14 DE DEZEMBRO DE 1966 849
industriais procuraram naturalmente fontes de crédito suplementares que se saldavam pela aquisição de matérias-primas pagáveis a prazos mais longos e igualmente prazos dilatados para o pagamento das novas instalações. Ora a situação só resultou numa primeira arrancada, porque, uma vez vencidos os compromissos com essas tais novas fontes de crédito, esses industriais teriam então de multiplicar o recurso à mesma banca, mas esta, não contando, como toda a gente sabe, com aumento de depósitos na proporção das novas necessidades assim criadas, não podia, e não pode, acompanhar tais iniciativas.
É evidente que os bancos só podem emprestar aquilo que têm, e mesmo assim parece-nos justo referir que no ano corrente, e relativamente a igual período do ano passado, já emprestaram mais à volta de 130 por cento, segundo informações que me foram prestadas.
Quer isto dizer que os industriais não podem contar com o necessário apoio da banca comercial nessa fase de reapetrechamento, dado que tais despesas não se saldam, no circuito económico, por depósitos que permitam acompanhá-los, sobrevindo naturalmente um desfasamento entre as necessidades industriais e os recursos bancários. E daí a crise a que estamos assistindo, a qual, nunca é de mais repetir, ameaça tomar aspectos verdadeiramente insanáveis. O Governo tem que imediatamente debruçar-se sobre o problema, porque amanhã será tarde; nunca é de mais repeti-lo.
Parece-me, pois, urgente, e muito urgente, que os responsáveis olhem a sério para uma isenta, segura e eficaz política de concessão de crédito a longo prazo, como primeira solução, e, como segunda solução, que se estimule o aumento dos capitais das grandes empresas, permitindo-se, nesse aumento, o acesso do grande público na subscrição de títulos, já que isso representa, em termos sociais, uma efectiva promessa de difusão de riqueza e de desagravamento de certos abismos e injustiças.
A crise é da indústria; mas os seus efeitos recaem sobre todos nós. A Nação é um todo económico.
Referi eu há pouco as circunstâncias em que os bancos comerciais tinham de administrar o crédito a conceder.

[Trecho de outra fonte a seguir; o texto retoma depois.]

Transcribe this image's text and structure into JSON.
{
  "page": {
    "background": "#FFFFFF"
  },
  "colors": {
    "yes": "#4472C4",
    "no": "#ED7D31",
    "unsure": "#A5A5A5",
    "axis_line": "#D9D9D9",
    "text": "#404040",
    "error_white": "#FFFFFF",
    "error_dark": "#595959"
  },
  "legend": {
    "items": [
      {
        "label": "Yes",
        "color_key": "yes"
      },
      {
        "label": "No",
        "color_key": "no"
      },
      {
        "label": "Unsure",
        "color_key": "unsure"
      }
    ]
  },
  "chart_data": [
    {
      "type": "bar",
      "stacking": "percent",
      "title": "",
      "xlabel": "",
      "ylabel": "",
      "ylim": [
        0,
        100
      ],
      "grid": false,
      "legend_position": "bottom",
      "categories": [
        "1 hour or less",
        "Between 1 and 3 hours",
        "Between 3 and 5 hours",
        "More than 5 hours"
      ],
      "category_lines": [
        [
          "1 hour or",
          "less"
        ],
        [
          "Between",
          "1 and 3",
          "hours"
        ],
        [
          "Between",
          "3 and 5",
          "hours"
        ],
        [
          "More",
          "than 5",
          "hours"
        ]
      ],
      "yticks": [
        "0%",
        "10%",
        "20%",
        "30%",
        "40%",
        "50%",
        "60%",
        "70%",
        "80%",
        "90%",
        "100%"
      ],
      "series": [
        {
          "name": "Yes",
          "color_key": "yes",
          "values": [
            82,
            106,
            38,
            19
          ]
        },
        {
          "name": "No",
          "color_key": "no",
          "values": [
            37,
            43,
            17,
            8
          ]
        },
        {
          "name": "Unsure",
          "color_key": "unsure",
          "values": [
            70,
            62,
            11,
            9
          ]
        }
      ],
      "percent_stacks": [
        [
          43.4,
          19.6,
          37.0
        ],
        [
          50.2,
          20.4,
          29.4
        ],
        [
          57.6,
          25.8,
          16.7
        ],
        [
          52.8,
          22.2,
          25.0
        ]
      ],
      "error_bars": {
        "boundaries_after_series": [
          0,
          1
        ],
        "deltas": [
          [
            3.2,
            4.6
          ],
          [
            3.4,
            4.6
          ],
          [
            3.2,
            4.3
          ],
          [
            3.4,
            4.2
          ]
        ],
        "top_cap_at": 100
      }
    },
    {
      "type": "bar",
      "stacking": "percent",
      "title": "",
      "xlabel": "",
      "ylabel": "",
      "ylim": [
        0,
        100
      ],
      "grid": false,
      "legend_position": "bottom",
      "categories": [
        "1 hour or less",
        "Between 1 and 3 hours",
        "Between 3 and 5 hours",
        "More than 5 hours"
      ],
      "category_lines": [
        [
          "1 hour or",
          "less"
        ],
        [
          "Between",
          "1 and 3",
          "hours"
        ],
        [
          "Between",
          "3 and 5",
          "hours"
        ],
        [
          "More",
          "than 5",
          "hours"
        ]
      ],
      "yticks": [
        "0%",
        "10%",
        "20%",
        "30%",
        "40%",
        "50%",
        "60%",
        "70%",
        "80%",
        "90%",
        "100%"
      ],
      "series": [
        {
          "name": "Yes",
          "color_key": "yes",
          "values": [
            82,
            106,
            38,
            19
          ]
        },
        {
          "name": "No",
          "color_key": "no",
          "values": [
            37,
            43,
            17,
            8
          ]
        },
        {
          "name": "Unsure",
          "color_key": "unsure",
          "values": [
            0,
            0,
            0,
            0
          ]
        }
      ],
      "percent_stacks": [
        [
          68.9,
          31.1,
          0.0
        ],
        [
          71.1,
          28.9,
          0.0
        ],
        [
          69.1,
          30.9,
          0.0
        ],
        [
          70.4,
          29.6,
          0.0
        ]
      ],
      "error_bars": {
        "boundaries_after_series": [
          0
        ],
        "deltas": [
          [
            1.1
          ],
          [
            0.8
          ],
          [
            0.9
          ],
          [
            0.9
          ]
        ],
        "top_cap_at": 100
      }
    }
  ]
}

Este fenómeno parece estar a ser mal interpretado, pois em toda a parte se fala de uma restrição do crédito, e as pessoas menos avisadas confundem os dados do problema e baralham aqui os sintomas aparentes com as causas reais. Na verdade, mais bem informado, não se me afigura que exista uma restrição de crédito, pois os bancos são os primeiros a não terem interesse nessa política de compressão, uma vez que se expandem primacialmente à custa do crédito. O que acontece é que os depósitos na banca comercial, embora subindo todos os anos, não acompanharam, como já disse, a proporção das necessidades do crédito, e mesmo o aumento verificado deu-se à custa de uma onerosa política de captação do depositante, com retribuições elevadas para os fins a que se destina esse dinheiro e que, portanto, vêm limitar consideràvelmente o seu recurso. Verifica-se, pois, e apesar de tudo, que os detentores de dinheiro fogem de o entregar às instituições de crédito, e estas não podem assim fazê-lo circular no comércio e na indústria, como sectores, por excelência, do desenvolvimento da economia portuguesa.
Ora, que motivos terão esses possuidores de dinheiro para assim procederem?
Em primeiro lugar, todos sabemos, e já tive oportunidade de o referir largamente nesta Assembleia, que se transferem capitais para instituições e fundos de investimento fora do País, onde o juro obtido é mais elevado do que o praticado na nossa praça. Em segundo lugar, os capitais portugueses, grandes e pequenos, acodem aos empréstimos externos lançados pelas grandes companhias portuguesas ou mesmo pela Administração. E ninguém deve estranhar, neste último caso, que assim aconteça, uma vez que isso traz aos subscritores dos títulos largas vantagens imediatas: juros que andam pelos 7 por cento; ausência de risco de câmbio, pois que o investimento é feito em divisa externa; não incidência sobre o juro assim obtido de quaisquer contribuições!
Ora, perante este quadro, eu pergunto: Onde iremos parar? Quais as perspectivas que se nos oferecem?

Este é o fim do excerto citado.